Sentencing discount The guidelines from the case of R v Turner, was embodied in a court of appeal practice direction (1976) Crim LR 561. The problem with the rule (4) is that although the court is required to not state what type of sentence the judge is minded to apply,.. It is a generally known rule that guilty pleas lead to lesser sentences as opposed to plea of not guilty and subsequently finding guilt. R v Cain (1976) as per Lord Widgery “any accused person who does not know about it should know it.” The problem is the trial judge must not mention it otherwise he or she is seen as exerting pressure on the accused to plead guilty.

Sentencing discount See also the following case, where the trial judges views were seen as undue pressure applied on the accused to change his plea from not guilty to guilty. R v Pitman (1991) Facts : The judge called both counsel to his room and stated that he did not think there was a defence to the charge of causing death by reckless driving. The counsel for the appellant said that pros may not be able to prove recklessness although the accused had admitted he was careless. The trial judge said that the appellants plea is a matter for him and not for the counsel and if he is guilty he should admit...and if he did so he would receive “substantial credit” when it came to sentencing.. Held : The appeal on the sentence was allowed as the trial judge had applied undue pressure on the accused to plead guilty.

Sentencing discount Professor Zander's criticisms on the Practice direction 1976 is that the Court of appeal wants to have it both ways : 'On the one hand, it wants defendants to appreciate that, if they plead guilty they will receive a lesser sentence.
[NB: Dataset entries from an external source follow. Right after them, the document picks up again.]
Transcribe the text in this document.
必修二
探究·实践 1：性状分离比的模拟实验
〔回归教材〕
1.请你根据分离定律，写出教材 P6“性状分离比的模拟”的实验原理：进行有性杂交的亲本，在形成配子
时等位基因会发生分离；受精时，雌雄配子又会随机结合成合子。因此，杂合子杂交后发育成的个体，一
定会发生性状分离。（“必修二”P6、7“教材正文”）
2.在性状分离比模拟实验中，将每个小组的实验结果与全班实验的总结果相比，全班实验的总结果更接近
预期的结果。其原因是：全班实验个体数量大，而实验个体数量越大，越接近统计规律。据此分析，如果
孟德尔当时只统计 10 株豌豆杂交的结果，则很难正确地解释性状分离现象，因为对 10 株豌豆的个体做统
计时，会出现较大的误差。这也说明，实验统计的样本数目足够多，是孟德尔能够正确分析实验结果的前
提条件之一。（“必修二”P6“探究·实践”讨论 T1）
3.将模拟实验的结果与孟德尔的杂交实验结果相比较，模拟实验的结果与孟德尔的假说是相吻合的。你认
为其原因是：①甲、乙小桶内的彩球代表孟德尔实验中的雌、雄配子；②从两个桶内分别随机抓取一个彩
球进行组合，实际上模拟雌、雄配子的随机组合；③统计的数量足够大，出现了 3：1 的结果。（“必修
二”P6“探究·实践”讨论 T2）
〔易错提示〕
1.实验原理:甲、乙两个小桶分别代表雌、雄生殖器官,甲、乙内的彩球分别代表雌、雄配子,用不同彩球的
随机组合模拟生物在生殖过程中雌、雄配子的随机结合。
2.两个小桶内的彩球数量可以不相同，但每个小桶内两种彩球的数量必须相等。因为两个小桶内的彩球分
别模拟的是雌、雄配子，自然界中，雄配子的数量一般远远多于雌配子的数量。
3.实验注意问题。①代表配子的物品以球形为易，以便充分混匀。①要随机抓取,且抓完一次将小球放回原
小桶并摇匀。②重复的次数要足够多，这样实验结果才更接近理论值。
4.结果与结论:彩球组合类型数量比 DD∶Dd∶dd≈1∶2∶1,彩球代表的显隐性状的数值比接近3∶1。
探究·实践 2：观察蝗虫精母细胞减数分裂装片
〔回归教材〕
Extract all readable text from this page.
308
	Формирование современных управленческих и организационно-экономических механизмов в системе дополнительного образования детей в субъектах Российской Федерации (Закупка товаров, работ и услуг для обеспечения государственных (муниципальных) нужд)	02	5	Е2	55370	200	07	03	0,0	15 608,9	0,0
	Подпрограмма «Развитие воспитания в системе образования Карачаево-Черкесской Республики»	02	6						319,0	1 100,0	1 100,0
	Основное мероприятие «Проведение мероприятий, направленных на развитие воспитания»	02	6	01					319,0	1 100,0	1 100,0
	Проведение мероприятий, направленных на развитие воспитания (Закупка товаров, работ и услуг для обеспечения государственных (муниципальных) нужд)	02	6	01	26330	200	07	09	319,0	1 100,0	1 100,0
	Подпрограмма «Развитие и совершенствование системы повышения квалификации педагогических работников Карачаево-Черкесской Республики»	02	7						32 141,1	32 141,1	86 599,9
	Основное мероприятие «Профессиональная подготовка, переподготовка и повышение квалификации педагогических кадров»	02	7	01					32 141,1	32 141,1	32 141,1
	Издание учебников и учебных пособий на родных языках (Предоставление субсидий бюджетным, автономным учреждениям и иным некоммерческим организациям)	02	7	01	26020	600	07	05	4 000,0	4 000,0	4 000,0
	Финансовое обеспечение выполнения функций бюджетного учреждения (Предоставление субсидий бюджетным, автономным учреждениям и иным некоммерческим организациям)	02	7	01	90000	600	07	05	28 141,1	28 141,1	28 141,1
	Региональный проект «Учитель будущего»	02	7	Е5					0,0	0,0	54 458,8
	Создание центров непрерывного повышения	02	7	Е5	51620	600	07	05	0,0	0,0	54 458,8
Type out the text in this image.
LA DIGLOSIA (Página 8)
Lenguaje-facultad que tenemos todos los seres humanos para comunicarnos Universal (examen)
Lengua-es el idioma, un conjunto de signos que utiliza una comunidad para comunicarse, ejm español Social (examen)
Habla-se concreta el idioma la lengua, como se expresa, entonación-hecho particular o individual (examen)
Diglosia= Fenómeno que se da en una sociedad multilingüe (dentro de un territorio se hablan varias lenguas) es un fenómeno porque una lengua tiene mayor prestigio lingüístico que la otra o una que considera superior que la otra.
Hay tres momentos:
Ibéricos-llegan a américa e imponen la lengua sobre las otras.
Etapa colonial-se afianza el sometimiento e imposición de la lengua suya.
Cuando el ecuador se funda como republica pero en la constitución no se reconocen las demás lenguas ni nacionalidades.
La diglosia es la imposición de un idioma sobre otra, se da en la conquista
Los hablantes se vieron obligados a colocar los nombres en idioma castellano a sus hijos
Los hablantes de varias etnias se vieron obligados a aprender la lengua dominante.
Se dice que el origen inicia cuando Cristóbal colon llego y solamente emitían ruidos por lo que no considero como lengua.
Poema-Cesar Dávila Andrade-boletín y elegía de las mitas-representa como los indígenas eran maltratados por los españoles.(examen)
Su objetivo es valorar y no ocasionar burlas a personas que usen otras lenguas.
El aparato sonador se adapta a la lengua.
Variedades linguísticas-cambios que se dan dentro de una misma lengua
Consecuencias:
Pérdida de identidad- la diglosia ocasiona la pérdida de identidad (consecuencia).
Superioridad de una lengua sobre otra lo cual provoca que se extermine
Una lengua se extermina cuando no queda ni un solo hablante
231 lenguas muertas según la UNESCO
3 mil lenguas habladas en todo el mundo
On the other hand, it does not want judges to provide defendants with solid information as to how great the discount will be' Contrast this with the practice in the US which is formalised and unambigous as to the result of plea bargaining.

Reform The Runciman Royal Commission on Criminal Justice 1991, in its report, proposed that a more open system of plea bargaining should be introduced to because : 1. reduce,. “cracked trials”.. where accused change their pleas to guilty at the last moment, after going through the ordeal of the trial. 2. Vast majority of cases in the crown court and magistrate's court result in guilty pleas (79% and 81.5%), and thus the operation of the plea bargaining process is important. 3. Plea bargaining should be tackled much earlier and preferably as a formalised process between the defence and prosecution. 4. Sentence discount of 25% and 30% for guilty pleas have been established, and higher discounts should be made available for pleas of guilty that are made at an early stage.